In Jaisungma, for the first time, we’re seeing authentic Northern Thai food with its depth and complexity of flavour still intact. What an adventure!

“We want people to have the food we would eat at home,” says Tom, referring to Gaeng Hung Lay (Northern Thai pork belly curry with cumin, ginger, tamarind and roasted peanut – a typical northern drier-style curry using pork, which is plentiful) and Larb Moo Chiangmai, punchy spiced minced pork, which we order on one of our visits, (available with or without offal and pork fat).

However, I have other favourites, such as Khao Soi (Kow Soy), a coconut curry-based chicken noodle soup that is arguably Chiang Mai’s signature dish. Tom has a great version, the boneless milk-poached chicken served with soft noodles for lunch, or topped with crispy noodles and served with rice for dinner. It’s a dish that carries Burmese influences, its flavours so complex and intriguing that I’m later to dream about them!
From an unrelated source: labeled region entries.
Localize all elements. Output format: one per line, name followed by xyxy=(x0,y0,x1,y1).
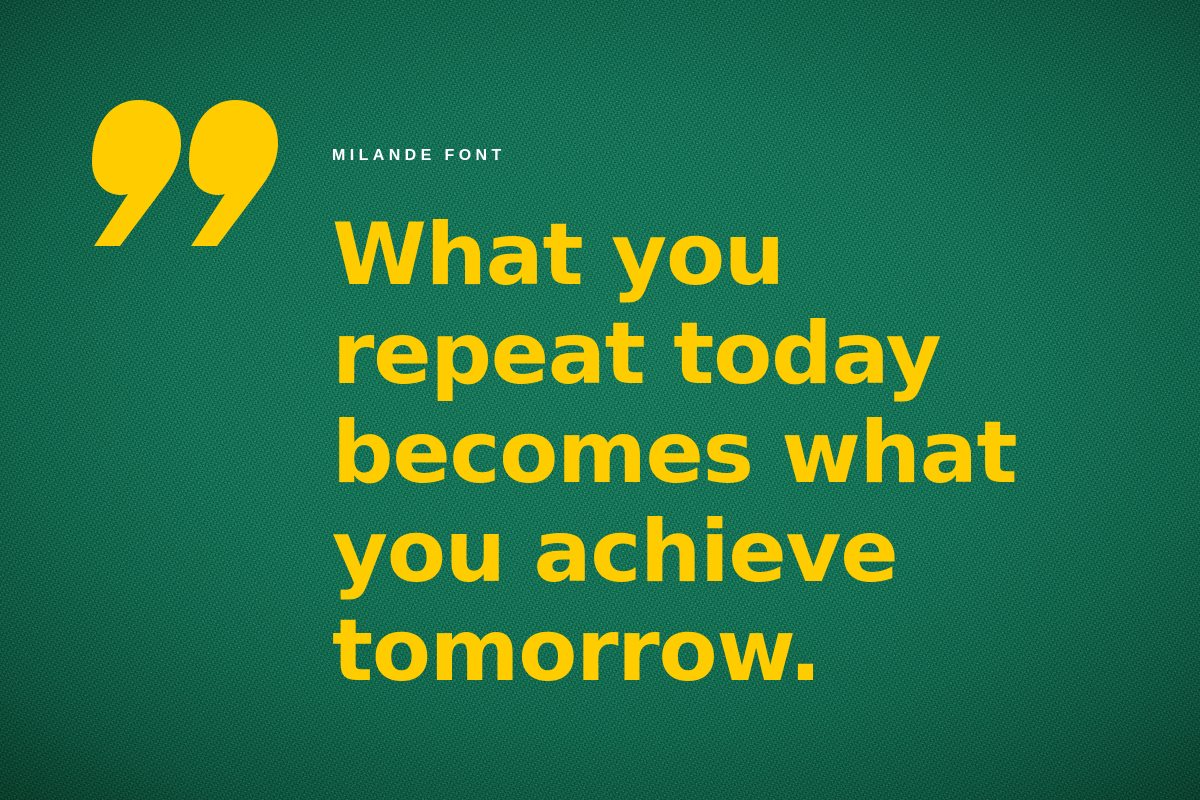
poster-content: MILANDE FONT What you repeat today becom… xyxy=(0,0,1200,800)
headline-line: becomes what xyxy=(332,404,1132,503)
quote-headline: What you repeat today becomes what you a… xyxy=(332,206,1132,701)
quotation-mark-icon xyxy=(92,100,284,246)
headline-line: tomorrow. xyxy=(332,602,1132,701)
poster-canvas: MILANDE FONT What you repeat today becom… xyxy=(0,0,1200,800)
headline-line: What you xyxy=(332,206,1132,305)
font-name-label: MILANDE FONT xyxy=(332,145,506,167)
headline-line: you achieve xyxy=(332,503,1132,602)
headline-line: repeat today xyxy=(332,305,1132,404)
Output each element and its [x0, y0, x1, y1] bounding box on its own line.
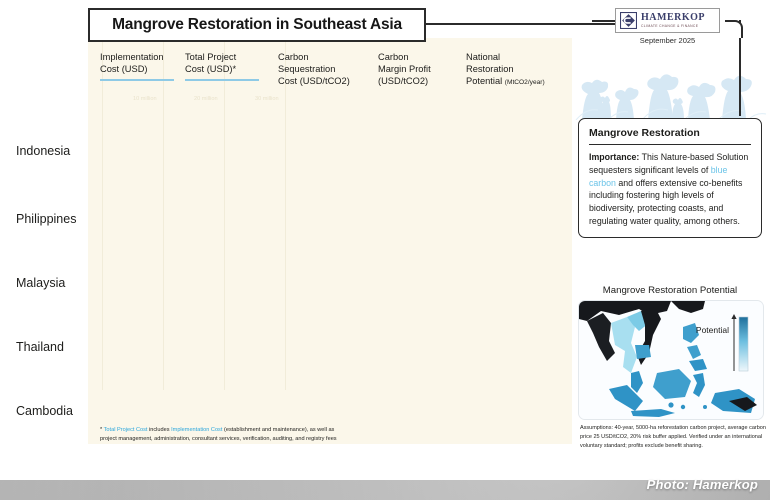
chart-panel: [88, 38, 572, 444]
assumptions-note: Assumptions: 40-year, 5000-ha reforestat…: [580, 424, 766, 451]
column-header-line3: Cost (USD/tCO2): [278, 76, 350, 86]
gridline: [163, 38, 164, 390]
info-label: Importance:: [589, 152, 639, 162]
info-title: Mangrove Restoration: [589, 127, 751, 139]
column-header-line1: Implementation: [100, 52, 164, 62]
logo-connector-corner: [725, 20, 743, 38]
page-title: Mangrove Restoration in Southeast Asia: [88, 8, 426, 42]
row-label-country: Indonesia: [0, 144, 84, 158]
southeast-asia-map[interactable]: Potential: [579, 301, 763, 419]
title-connector-line: [420, 23, 616, 25]
footnote-term-impl: Implementation Cost: [171, 427, 224, 433]
column-header-line2: Cost (USD)*: [185, 64, 236, 74]
axis-label-20m: 20 million: [194, 96, 218, 102]
column-header-implementation-cost: Implementation Cost (USD): [100, 52, 174, 81]
column-header-margin-profit: Carbon Margin Profit (USD/tCO2): [378, 52, 464, 88]
gridline: [224, 38, 225, 390]
axis-label-10m: 10 million: [133, 96, 157, 102]
column-header-line2: Restoration: [466, 64, 514, 74]
row-label-country: Cambodia: [0, 404, 84, 418]
footnote: * Total Project Cost includes Implementa…: [100, 426, 350, 444]
column-header-line2: Margin Profit: [378, 64, 431, 74]
column-header-line3: (USD/tCO2): [378, 76, 428, 86]
brand-tagline: CLIMATE CHANGE & FINANCE: [641, 25, 705, 28]
row-label-country: Thailand: [0, 340, 84, 354]
row-label-country: Philippines: [0, 212, 84, 226]
info-body: Importance: This Nature-based Solution s…: [589, 151, 751, 227]
page-title-text: Mangrove Restoration in Southeast Asia: [112, 16, 402, 34]
info-divider: [589, 144, 751, 145]
brand-logo: HAMERKOP CLIMATE CHANGE & FINANCE: [615, 8, 720, 33]
column-header-total-cost: Total Project Cost (USD)*: [185, 52, 259, 81]
column-header-line2: Cost (USD): [100, 64, 148, 74]
hamerkop-diamond-icon: [620, 12, 637, 29]
footnote-term-total: Total Project Cost: [102, 427, 149, 433]
column-header-unit: (MtCO2/year): [505, 79, 545, 86]
info-callout: Mangrove Restoration Importance: This Na…: [578, 118, 762, 238]
map-title: Mangrove Restoration Potential: [578, 285, 762, 296]
footnote-mid: includes: [149, 427, 171, 433]
header-underline: [185, 79, 259, 82]
column-header-line2: Sequestration: [278, 64, 335, 74]
logo-connector-left: [592, 20, 616, 22]
map-panel[interactable]: Potential: [578, 300, 764, 420]
publication-date: September 2025: [615, 36, 720, 45]
gridline: [285, 38, 286, 390]
brand-text: HAMERKOP CLIMATE CHANGE & FINANCE: [641, 13, 705, 28]
column-header-line1: National: [466, 52, 500, 62]
photo-credit: Photo: Hamerkop: [647, 477, 758, 492]
column-header-line1: Carbon: [378, 52, 409, 62]
brand-name: HAMERKOP: [641, 13, 705, 23]
infographic-card: Mangrove Restoration in Southeast Asia H…: [0, 0, 770, 480]
axis-label-30m: 30 million: [255, 96, 279, 102]
map-legend-label: Potential: [696, 325, 729, 335]
header-underline: [100, 79, 174, 82]
column-header-line1: Carbon: [278, 52, 309, 62]
column-header-restoration-potential: National Restoration Potential (MtCO2/ye…: [466, 52, 566, 88]
row-label-country: Malaysia: [0, 276, 84, 290]
column-header-sequestration-cost: Carbon Sequestration Cost (USD/tCO2): [278, 52, 370, 88]
column-header-line3: Potential: [466, 76, 505, 86]
gridline: [102, 38, 103, 390]
column-header-line1: Total Project: [185, 52, 236, 62]
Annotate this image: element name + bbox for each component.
Due to the mountainous terrain of Northern Thailand, our other dishes are used for celebration: tender juicy Beef short ribs (usually served as a whole cow at Northern Thai feasts), and Stir-fried king prawns with garlic, chilli, white pepper and coriander -spicy, salty, sweet and sour, mouth-puckering with the hint of a dark ferment.

The Crispy whole market fish of the day, a goldband snapper when we visit, arrives in glory on a silver platter topped with greens and a fresh, sweet and sour chilli tamarind sauce. After being filleted, the fish has been deep fried, each fillet pieced and cooked separately before being reassembled. It’s cooked to flaky perfection, and all four of us hoe in, taking pieces to eat with rice, ladling spoonfuls of the sticky sauce and salad over the top. It’s a feast!

“We all have to go to Chiang Mai,” says my son between mouthfuls. Too busy eating, we can only nod.

Perhaps that’s it… In taking this taste journey, we’re encouraged to venture further, to wade in, no stopping us.

Longrain in Sydney has now closed. But we will certainly be back to bask in the flavours of Jaisungma’s menu again: Slow-braised beef, Poached chicken and crab salad and of course Tom’s version of Som Tum of green papaya.  And yes, we’re considering a trip to Chiang Mai.

If there’s a metre for ‘tastiness’, then Jaisungma’s powerful fresh flavour combinations are off the charts. It’s like ramping up the colour of your shot when everyone else is using a wash filter.

‘Jaisungma’ – ‘my heart is telling you’, says Tom’s food. Somehow, everything else pales in comparison.

Shop 3/58 Brooke Ave., Chirn Park, Southport Qld 4215 Ph: 0473239883

Open: Thurs – Tues 11.30am – 2.30pm, 5pm – 10pm

GF is clearly marked on menu items. Mains: $15 – $25; BYO $2pp

NOTE: On one occasion, Good Food Gold Coast dined as a guest of Jaisungma’s.